The Executive Office for Immigration Review (EOIR) announced the swearing in of the new judges on Thursday, in a statement noting that the new judges bring the number of immigration judges to 700.

The statement added that the EOIR has “hired 153 permanent immigration judges this fiscal year, the most in any single year in the agency’s history.”

“The Trump administration is committed to reestablishing an immigration judge corps that is dedicated to restoring the rule to the law in our nation’s immigration system,” Acting Attorney General Todd Blanche said in a statement. “Today, we are onboarding the largest immigration judge class in agency history. This could only happen thanks to President Trump’s decisive leadership and commitment to securing our borders. I also applaud EOIR’s leadership team for helping facilitate these hiring efforts and recruiting highly qualified and talented personnel in record time.”

The judges were sworn in on May 20, 2026, at the Department of Justice’s Great Hall in Washington, D.C. The department esplained:

Reducing the immigration court backlog remains one of the highest priorities for the agency.
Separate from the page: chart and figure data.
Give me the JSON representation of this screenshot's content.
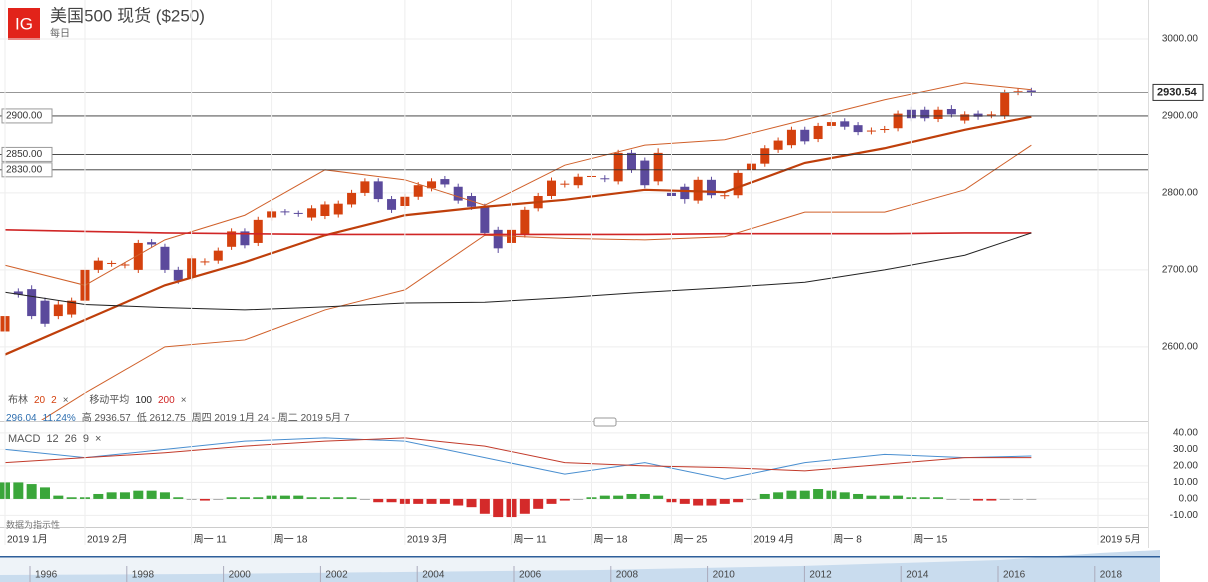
{
  "header": {
    "logo": "IG",
    "title": "美国500 现货 ($250)",
    "interval": "每日"
  },
  "legend": {
    "bollinger": [
      "布林",
      "20",
      "2"
    ],
    "ma": [
      "移动平均",
      "100",
      "200"
    ],
    "close_icon": "×",
    "stats": [
      "296.04",
      "11.24%",
      "高 2936.57",
      "低 2612.75",
      "周四 2019 1月 24 - 周二 2019 5月 7"
    ],
    "macd": [
      "MACD",
      "12",
      "26",
      "9"
    ],
    "note": "数据为指示性"
  },
  "navigator": {
    "years": [
      "1996",
      "1998",
      "2000",
      "2002",
      "2004",
      "2006",
      "2008",
      "2010",
      "2012",
      "2014",
      "2016",
      "2018"
    ]
  },
  "chart_data": [
    {
      "type": "candlestick",
      "xlim": [
        -0.375,
        85.75
      ],
      "ylim": [
        2505,
        3050.6
      ],
      "yticks": [
        {
          "value": 2600,
          "label": "2600.00"
        },
        {
          "value": 2700,
          "label": "2700.00"
        },
        {
          "value": 2800,
          "label": "2800.00"
        },
        {
          "value": 2900,
          "label": "2900.00"
        },
        {
          "value": 3000,
          "label": "3000.00"
        }
      ],
      "up_color": "#d4410e",
      "down_color": "#5b4a9c",
      "open": [
        2620,
        2672,
        2675,
        2660,
        2640,
        2642,
        2660,
        2700,
        2708,
        2706,
        2700,
        2736,
        2730,
        2700,
        2690,
        2710,
        2712,
        2730,
        2750,
        2735,
        2768,
        2776,
        2774,
        2768,
        2770,
        2772,
        2785,
        2800,
        2815,
        2792,
        2783,
        2795,
        2806,
        2818,
        2808,
        2796,
        2782,
        2752,
        2735,
        2746,
        2780,
        2796,
        2811,
        2810,
        2821,
        2819,
        2815,
        2852,
        2842,
        2815,
        2800,
        2808,
        2790,
        2817,
        2796,
        2797,
        2830,
        2838,
        2856,
        2862,
        2882,
        2870,
        2887,
        2893,
        2888,
        2880,
        2882,
        2884,
        2908,
        2908,
        2896,
        2909,
        2894,
        2903,
        2901,
        2900,
        2931,
        2933
      ],
      "high": [
        2645,
        2676,
        2680,
        2664,
        2660,
        2664,
        2704,
        2716,
        2712,
        2710,
        2739,
        2740,
        2734,
        2704,
        2719,
        2715,
        2729,
        2754,
        2754,
        2769,
        2780,
        2779,
        2777,
        2784,
        2789,
        2790,
        2804,
        2819,
        2819,
        2796,
        2799,
        2814,
        2819,
        2822,
        2812,
        2800,
        2786,
        2756,
        2756,
        2782,
        2800,
        2820,
        2816,
        2825,
        2826,
        2823,
        2856,
        2856,
        2846,
        2858,
        2804,
        2812,
        2821,
        2821,
        2801,
        2830,
        2842,
        2862,
        2872,
        2886,
        2886,
        2891,
        2896,
        2897,
        2892,
        2885,
        2887,
        2907,
        2912,
        2912,
        2912,
        2914,
        2906,
        2907,
        2906,
        2934,
        2936,
        2936.57
      ],
      "low": [
        2612.75,
        2664,
        2636,
        2626,
        2636,
        2638,
        2656,
        2696,
        2704,
        2702,
        2696,
        2729,
        2696,
        2682,
        2686,
        2706,
        2708,
        2726,
        2728,
        2731,
        2764,
        2771,
        2769,
        2764,
        2766,
        2768,
        2781,
        2796,
        2788,
        2774,
        2779,
        2791,
        2802,
        2807,
        2786,
        2778,
        2744,
        2722,
        2724,
        2742,
        2776,
        2792,
        2807,
        2806,
        2817,
        2814,
        2811,
        2826,
        2806,
        2810,
        2790,
        2786,
        2786,
        2793,
        2792,
        2793,
        2826,
        2834,
        2852,
        2858,
        2863,
        2866,
        2883,
        2882,
        2875,
        2876,
        2878,
        2880,
        2893,
        2893,
        2892,
        2898,
        2890,
        2895,
        2897,
        2896,
        2927,
        2926
      ],
      "close": [
        2640,
        2668,
        2640,
        2630,
        2655,
        2660,
        2700,
        2712,
        2709,
        2707,
        2735,
        2733,
        2700,
        2686,
        2715,
        2711,
        2725,
        2750,
        2732,
        2765,
        2776,
        2775,
        2773,
        2780,
        2785,
        2786,
        2800,
        2815,
        2792,
        2778,
        2795,
        2810,
        2815,
        2811,
        2790,
        2782,
        2748,
        2728,
        2752,
        2778,
        2796,
        2816,
        2812,
        2821,
        2822,
        2818,
        2852,
        2830,
        2810,
        2852,
        2796,
        2792,
        2817,
        2797,
        2797,
        2826,
        2838,
        2858,
        2868,
        2882,
        2867,
        2887,
        2892,
        2886,
        2879,
        2881,
        2883,
        2903,
        2897,
        2897,
        2908,
        2902,
        2902,
        2899,
        2902,
        2930,
        2932,
        2930.54
      ],
      "series": [
        {
          "color": "#d0602a",
          "x": [
            0,
            6,
            12,
            18,
            24,
            30,
            36,
            42,
            48,
            54,
            60,
            66,
            72,
            77
          ],
          "values": [
            2706,
            2680,
            2739,
            2771,
            2830,
            2817,
            2784,
            2836,
            2862,
            2869,
            2895,
            2921,
            2943,
            2934
          ]
        },
        {
          "color": "#bf3f0b",
          "x": [
            0,
            6,
            12,
            18,
            24,
            30,
            36,
            42,
            48,
            54,
            60,
            66,
            72,
            77
          ],
          "values": [
            2590,
            2635,
            2680,
            2710,
            2745,
            2771,
            2782,
            2791,
            2804,
            2801,
            2839,
            2858,
            2882,
            2899
          ]
        },
        {
          "color": "#d0602a",
          "x": [
            0,
            6,
            12,
            18,
            24,
            30,
            36,
            42,
            48,
            54,
            60,
            66,
            72,
            77
          ],
          "values": [
            2475,
            2540,
            2600,
            2609,
            2648,
            2674,
            2745,
            2741,
            2739,
            2743,
            2775,
            2775,
            2804,
            2862
          ]
        },
        {
          "color": "#d02626",
          "x": [
            0,
            6,
            12,
            18,
            24,
            30,
            36,
            42,
            48,
            54,
            60,
            66,
            72,
            77
          ],
          "values": [
            2752,
            2750,
            2748,
            2747,
            2746,
            2746,
            2746,
            2746,
            2746,
            2747,
            2747,
            2747,
            2748,
            2748
          ]
        },
        {
          "color": "#222222",
          "x": [
            0,
            6,
            12,
            18,
            24,
            30,
            36,
            42,
            48,
            54,
            60,
            66,
            72,
            77
          ],
          "values": [
            2671,
            2655,
            2651,
            2648,
            2652,
            2657,
            2658,
            2664,
            2671,
            2677,
            2684,
            2700,
            2719,
            2748
          ]
        }
      ],
      "levels": [
        {
          "value": 2900,
          "label": "2900.00"
        },
        {
          "value": 2850,
          "label": "2850.00"
        },
        {
          "value": 2830,
          "label": "2830.00"
        }
      ],
      "last_price": {
        "value": 2930.54,
        "label": "2930.54"
      }
    },
    {
      "type": "macd",
      "xlim": [
        -0.375,
        85.75
      ],
      "ylim": [
        -15.8,
        44.8
      ],
      "yticks": [
        {
          "value": -10,
          "label": "-10.00"
        },
        {
          "value": 0,
          "label": "0.00"
        },
        {
          "value": 10,
          "label": "10.00"
        },
        {
          "value": 20,
          "label": "20.00"
        },
        {
          "value": 30,
          "label": "30.00"
        },
        {
          "value": 40,
          "label": "40.00"
        }
      ],
      "xticks": [
        {
          "value": 0,
          "label": "2019 1月"
        },
        {
          "value": 6,
          "label": "2019 2月"
        },
        {
          "value": 14,
          "label": "周一 11"
        },
        {
          "value": 20,
          "label": "周一 18"
        },
        {
          "value": 30,
          "label": "2019 3月"
        },
        {
          "value": 38,
          "label": "周一 11"
        },
        {
          "value": 44,
          "label": "周一 18"
        },
        {
          "value": 50,
          "label": "周一 25"
        },
        {
          "value": 56,
          "label": "2019 4月"
        },
        {
          "value": 62,
          "label": "周一 8"
        },
        {
          "value": 68,
          "label": "周一 15"
        },
        {
          "value": 82,
          "label": "2019 5月"
        }
      ],
      "pos_color": "#3aa63a",
      "neg_color": "#d42a2a",
      "histogram": [
        10,
        10,
        9,
        7,
        2,
        1,
        1,
        3,
        4,
        4,
        5,
        5,
        4,
        1,
        0,
        -1,
        0,
        1,
        1,
        1,
        2,
        2,
        2,
        1,
        1,
        1,
        1,
        0,
        -2,
        -2,
        -3,
        -3,
        -3,
        -3,
        -4,
        -5,
        -9,
        -11,
        -11,
        -9,
        -6,
        -3,
        -1,
        0,
        1,
        2,
        2,
        3,
        3,
        2,
        -2,
        -3,
        -4,
        -4,
        -3,
        -2,
        0,
        3,
        4,
        5,
        5,
        6,
        5,
        4,
        3,
        2,
        2,
        2,
        1,
        1,
        1,
        0,
        0,
        -1,
        -1,
        0,
        0,
        0
      ],
      "series": [
        {
          "color": "#4a8fd0",
          "x": [
            0,
            6,
            12,
            18,
            24,
            30,
            36,
            42,
            48,
            54,
            60,
            66,
            72,
            77
          ],
          "values": [
            30,
            25,
            30,
            35,
            37,
            35,
            25,
            15,
            22,
            12,
            22,
            27,
            25,
            26
          ]
        },
        {
          "color": "#c23a2a",
          "x": [
            0,
            6,
            12,
            18,
            24,
            30,
            36,
            42,
            48,
            54,
            60,
            66,
            72,
            77
          ],
          "values": [
            22,
            25,
            28,
            32,
            35,
            37,
            32,
            22,
            20,
            19,
            17,
            21,
            25,
            25
          ]
        }
      ]
    }
  ]
}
Since January 20, 2025, EOIR has completed more than 1.08 million cases and has reduced its pending caseload in immigration courts by more than 447,000 cases, bringing the pending caseload down from approximately 4 million to under 3.53 million, the sharpest decrease in caseload in EOIR’s history.

The newly minted judges come on the heels of the DOJ’s move to fire dozens of immigration judges for adjudicating based on politics and not the law and for approving far too many immigration requests.

Early this month, Blanche defended the policy, saying that judges need to adjudicate based on the law, not their “whims.”

“You take an oath and you’re not allowed to make decisions based upon what appear to be just sympathy or your whim,” Blanche said, according to ABC News.

Still, Blanche also noted that the Trump DOJ has moved forward quickly to plow through the Biden-ear backlog of immigration cases.

“We have almost 500,000 cases that were processed last year. That’s extraordinary,” he told the Appropriations Committee this week.

Since he started his second term, Trump’s deputies have sharply reduced the win rate by economic migrants in asylum courts, ensuring that only 10 percent of migrants won their asylum claims in December 2025.

Under President Joe Biden, slightly more than 50 percent of migrants won their cases for asylum in the fall of 2023, even though most were economic migrants and did not face government persecution.

Asylum wins are important because they allow illegal migrants to compete against Americans for wages and housing, to get green cards, file for citizenship, and put their back-home family relatives on the chain-migration waiting list. Roughly 2.3 million migrants have asylum cases, amid an imported population of at least 15 million illegal migrants.